Red Pill Pages

Thursday, September 11, 2008

Fabulously Observant: The 3 most important US Jews

SOURCE:

This month marks the 354th anniversary of the arrival of the first boatload of Jews to North America. To honor the birthday of the American Jewish community, I surveyed several dozen leading American Jewish historians about who they think are the three most important figures in American Jewish history. Twenty scholars responded, including perhaps the three leading figures in the field - Dr. Hasia Diner (New York University), Dr. Deborah Dash Moore (University of Michigan) and Dr. Jonathan Sarna (Brandeis University). Hebrew University's Dr. Eli Lederhendler and Tel Aviv University's Dr. Robert Rockaway participated, though the other major historian of American Jewry living in Israel, Kimmy Caplan of Bar-Ilan University, chose not to.

Interestingly, although 10 names were listed and 10 more were volunteered, it quickly became clear that American Jewish historians consider three men to be towering figures in the tales they tell.

Louis Brandeis was the most important American Jew. He was the first Jew appointed to the Supreme Court, and pioneered a uniquely American form of Zionism. Rockaway pointed out that Brandeis "made Zionism a respected American movement, and sold the idea to American Jews and non-Jews."

Prof. Lee Shai Weissbach of the University of Louisville said Brandeis's elevation to the Supreme Court "symbolized the opening of possibilities for Jews in American civic and political life." When Brandeis joined the court in 1916, anti-Semitism was so intense that one of his fellow justices refused to sit next to him for the official court photo.

For many years after Brandeis's appointment, particularly after Associate Justice Benjamin Cardozo retired and was replaced by Felix Frankfurter, there was a de facto "Jewish seat" on the Supreme Court. Frankfurter was replaced by Arthur Goldberg, who was replaced by Abe Fortas, after whom the tradition ceased. But both of president Bill Clinton's appointees, Ruth Bader Ginsberg and Stephen Breyer, are Jewish. In addition, president Ronald Reagan tried to appoint Judge Douglas Ginsburg, whose nomination was scotched because of accusations that he had smoked marijuana.
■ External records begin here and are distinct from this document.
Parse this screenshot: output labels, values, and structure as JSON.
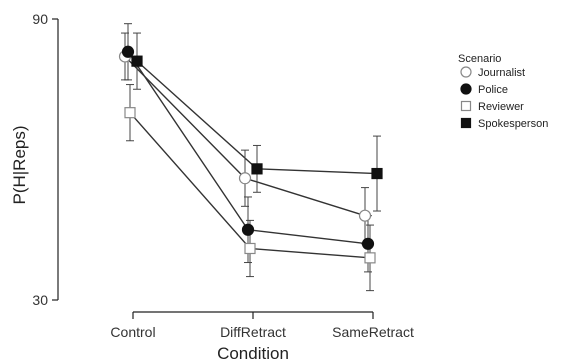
{
  "chart_data": {
    "type": "line",
    "xlabel": "Condition",
    "ylabel": "P(H|Reps)",
    "categories": [
      "Control",
      "DiffRetract",
      "SameRetract"
    ],
    "ylim": [
      30,
      90
    ],
    "yticks": [
      "90",
      "30"
    ],
    "grid": false,
    "legend": {
      "title": "Scenario",
      "placement": "right"
    },
    "series": [
      {
        "name": "Journalist",
        "marker": "circle-open",
        "values": [
          82,
          56,
          48
        ],
        "errors": [
          5,
          6,
          6
        ]
      },
      {
        "name": "Police",
        "marker": "circle-filled",
        "values": [
          83,
          45,
          42
        ],
        "errors": [
          6,
          7,
          6
        ]
      },
      {
        "name": "Reviewer",
        "marker": "square-open",
        "values": [
          70,
          41,
          39
        ],
        "errors": [
          6,
          6,
          7
        ]
      },
      {
        "name": "Spokesperson",
        "marker": "square-filled",
        "values": [
          81,
          58,
          57
        ],
        "errors": [
          6,
          5,
          8
        ]
      }
    ]
  }
}
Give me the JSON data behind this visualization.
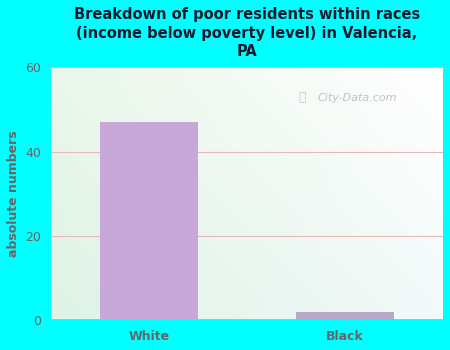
{
  "title": "Breakdown of poor residents within races\n(income below poverty level) in Valencia,\nPA",
  "categories": [
    "White",
    "Black"
  ],
  "values": [
    47,
    2
  ],
  "bar_color_white": "#c8a8d8",
  "bar_color_black": "#b8a8c8",
  "ylabel": "absolute numbers",
  "ylim": [
    0,
    60
  ],
  "yticks": [
    0,
    20,
    40,
    60
  ],
  "background_color": "#00ffff",
  "title_color": "#1a1a2e",
  "tick_label_color": "#666666",
  "ylabel_color": "#666666",
  "grid_color": "#e8b8b8",
  "title_fontsize": 10.5,
  "ylabel_fontsize": 9,
  "tick_fontsize": 9,
  "watermark": "City-Data.com",
  "plot_grad_topleft": "#e8f5e8",
  "plot_grad_botleft": "#d0ecd8",
  "plot_grad_topright": "#f8ffff",
  "plot_grad_botright": "#e8f8f0"
}
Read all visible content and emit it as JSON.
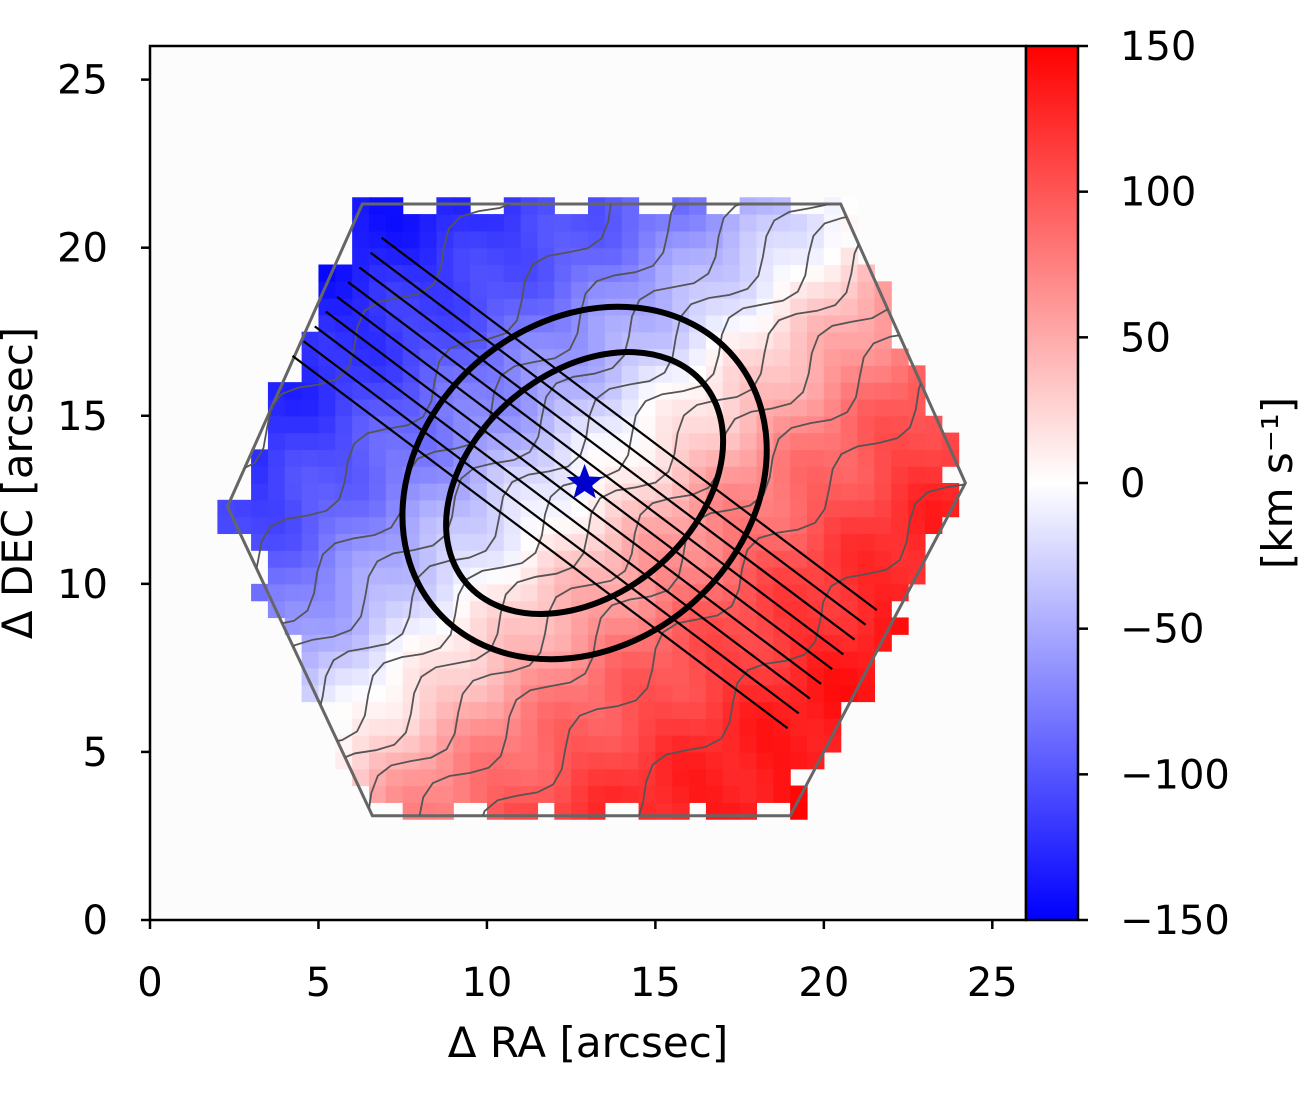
{
  "chart_data": {
    "type": "heatmap",
    "xlabel": "Δ RA  [arcsec]",
    "ylabel": "Δ DEC [arcsec]",
    "xlim": [
      0,
      26
    ],
    "ylim": [
      0,
      26
    ],
    "xticks": [
      0,
      5,
      10,
      15,
      20,
      25
    ],
    "yticks": [
      0,
      5,
      10,
      15,
      20,
      25
    ],
    "colorbar": {
      "label": "[km s⁻¹]",
      "ticks": [
        150,
        100,
        50,
        0,
        -50,
        -100,
        -150
      ],
      "tick_labels": [
        "150",
        "100",
        "50",
        "0",
        "−50",
        "−100",
        "−150"
      ],
      "range": [
        -150,
        150
      ],
      "colormap": "bwr",
      "colors": {
        "low": "#0000ff",
        "mid": "#ffffff",
        "high": "#ff0000"
      }
    },
    "map": {
      "center": [
        12.9,
        13.0
      ],
      "kinematic_pa_deg": 135,
      "vmax_kms": 150,
      "hexagon_vertices": [
        [
          2.3,
          12.3
        ],
        [
          6.3,
          21.3
        ],
        [
          20.5,
          21.3
        ],
        [
          24.2,
          13.0
        ],
        [
          19.0,
          3.1
        ],
        [
          6.6,
          3.1
        ]
      ]
    },
    "markers": [
      {
        "type": "star",
        "x": 12.9,
        "y": 13.0,
        "color": "#0000cc"
      }
    ],
    "ellipses": [
      {
        "cx": 12.9,
        "cy": 13.0,
        "semi_major": 5.8,
        "semi_minor": 4.8,
        "angle_deg": 40
      },
      {
        "cx": 12.9,
        "cy": 13.0,
        "semi_major": 4.6,
        "semi_minor": 3.3,
        "angle_deg": 40
      }
    ],
    "slits": {
      "angle_deg": -37,
      "half_length": 9.2,
      "count": 9,
      "spacing": 0.55,
      "center": [
        12.9,
        13.0
      ]
    },
    "contours": {
      "levels_kms": [
        -125,
        -100,
        -75,
        -50,
        -25,
        0,
        25,
        50,
        75,
        100,
        125
      ],
      "color": "#555555"
    }
  }
}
Two scholars offered important final descriptions of Brandeis: Dr. David Kaufman of the Hebrew Union College called him "the personification of American-Jewish synthesis," and Dr. Samuel Heilman of the City University of New York Graduate Center said Brandeis's involvement with the Supreme Court and American Zionism "put the lie to the dual-loyalty canard."

PERHAPS THE most important American Jew little-known to today's American Jews is Mordecai Kaplan. Kaufman called Kaplan "the key figure in the Americanization of Judaism." Jewish scholar and prolific author Jacob Neusner said Kaplan "thought through the issues of Judaism in a way that matched the American Jewish situation." University of Washington Prof. Noam Pianko praised Kaplan's "insights into the sociological basis of Jewish peoplehood."
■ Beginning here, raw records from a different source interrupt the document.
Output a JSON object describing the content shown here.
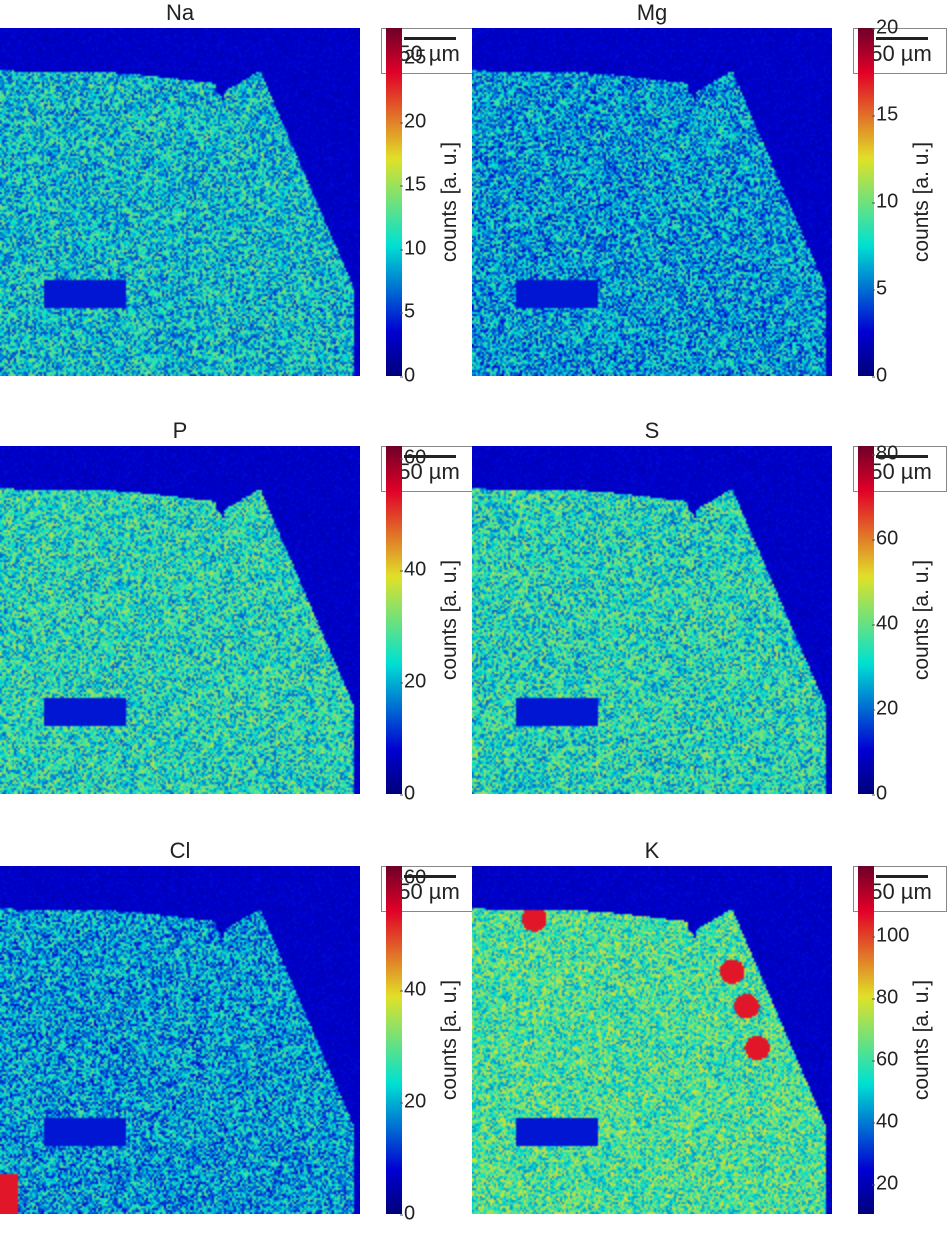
{
  "chart_data": [
    {
      "type": "heatmap",
      "title": "Na",
      "colorbar_label": "counts [a. u.]",
      "clim": [
        0,
        27
      ],
      "ticks": [
        0,
        5,
        10,
        15,
        20,
        25
      ],
      "scale_bar": "50 µm",
      "colormap": "jet"
    },
    {
      "type": "heatmap",
      "title": "Mg",
      "colorbar_label": "counts [a. u.]",
      "clim": [
        0,
        20
      ],
      "ticks": [
        0,
        5,
        10,
        15,
        20
      ],
      "scale_bar": "50 µm",
      "colormap": "jet"
    },
    {
      "type": "heatmap",
      "title": "P",
      "colorbar_label": "counts [a. u.]",
      "clim": [
        0,
        62
      ],
      "ticks": [
        0,
        20,
        40,
        60
      ],
      "scale_bar": "50 µm",
      "colormap": "jet"
    },
    {
      "type": "heatmap",
      "title": "S",
      "colorbar_label": "counts [a. u.]",
      "clim": [
        0,
        82
      ],
      "ticks": [
        0,
        20,
        40,
        60,
        80
      ],
      "scale_bar": "50 µm",
      "colormap": "jet"
    },
    {
      "type": "heatmap",
      "title": "Cl",
      "colorbar_label": "counts [a. u.]",
      "clim": [
        0,
        62
      ],
      "ticks": [
        0,
        20,
        40,
        60
      ],
      "scale_bar": "50 µm",
      "colormap": "jet"
    },
    {
      "type": "heatmap",
      "title": "K",
      "colorbar_label": "counts [a. u.]",
      "clim": [
        3,
        116
      ],
      "ticks": [
        20,
        40,
        60,
        80,
        100
      ],
      "scale_bar": "50 µm",
      "colormap": "jet"
    }
  ],
  "panels": [
    {
      "title": "Na",
      "scale": "50 µm",
      "cbar_label": "counts [a. u.]",
      "ticks": [
        "0",
        "5",
        "10",
        "15",
        "20",
        "25"
      ]
    },
    {
      "title": "Mg",
      "scale": "50 µm",
      "cbar_label": "counts [a. u.]",
      "ticks": [
        "0",
        "5",
        "10",
        "15",
        "20"
      ]
    },
    {
      "title": "P",
      "scale": "50 µm",
      "cbar_label": "counts [a. u.]",
      "ticks": [
        "0",
        "20",
        "40",
        "60"
      ]
    },
    {
      "title": "S",
      "scale": "50 µm",
      "cbar_label": "counts [a. u.]",
      "ticks": [
        "0",
        "20",
        "40",
        "60",
        "80"
      ]
    },
    {
      "title": "Cl",
      "scale": "50 µm",
      "cbar_label": "counts [a. u.]",
      "ticks": [
        "0",
        "20",
        "40",
        "60"
      ]
    },
    {
      "title": "K",
      "scale": "50 µm",
      "cbar_label": "counts [a. u.]",
      "ticks": [
        "20",
        "40",
        "60",
        "80",
        "100"
      ]
    }
  ]
}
Several key institutions in American Judaism which Kaplan pioneered endure. For example, Kaplan brought the bat mitzva to America, with his daughter Judith being the first to undergo that new rite of passage. He also helped innovate the Jewish community center movement, the so-called "shul with a pool" (the title of one of Kaufman's books). He imagined that a synagogue should be more than a place to pray - that it should be a place for the social, intellectual and recreational needs of Jews as well. Today's JCC's owe much to his ideas.

In addition, Kaplan's ideas became the keystone of today's Reconstructionist movement. The only major American Jewish movement in which God is not necessarily central, Reconstructionism emphasizes Kaplan's idea that Judaism is an "evolving religious civilization." Reconstructionism also experimented with the havura movement growing out of Kaplan's values.

Kaplan had an impact on every American Jewish religious movement - including Orthodoxy, as documented in Jeffrey Gurock and Jacob Schacter's A Modern Heretic and a Traditional Community. At least two generations of Conservative Judaism's teachers and rabbis were influenced by Kaplan's instruction at the Jewish Theological Seminary's rabbinical school and Teacher's Institute. And Reform Judaism adopted Kaplan's saying that Halacha should have "a vote but not a veto."

FINALLY, 19TH-century pioneer of Reform Judaism Isaac Mayer Wise came in third place. According to Rockaway, Wise "put Reform Judaism on the map" in the United States. Working from Cincinnati, he established Hebrew Union College, the Union of American Hebrew Congregations (now the Union for Reform Judaism), and the Central Conference of American Rabbis. He trained hundreds of Reform rabbis, and in Rockaway's words, "made Reform the strongest Jewish religious movement in America."

The European-born Wise was one of the earliest American rabbis to push for family pews in the synagogue, a mixed choir and counting women in a minyan. He wrote a new prayer book entitled Minhag America (American custom), with the goal of uniting all American congregations. He was also an American Jewish press pioneer, publishing his own The Israelite (later The American Israelite) newspaper.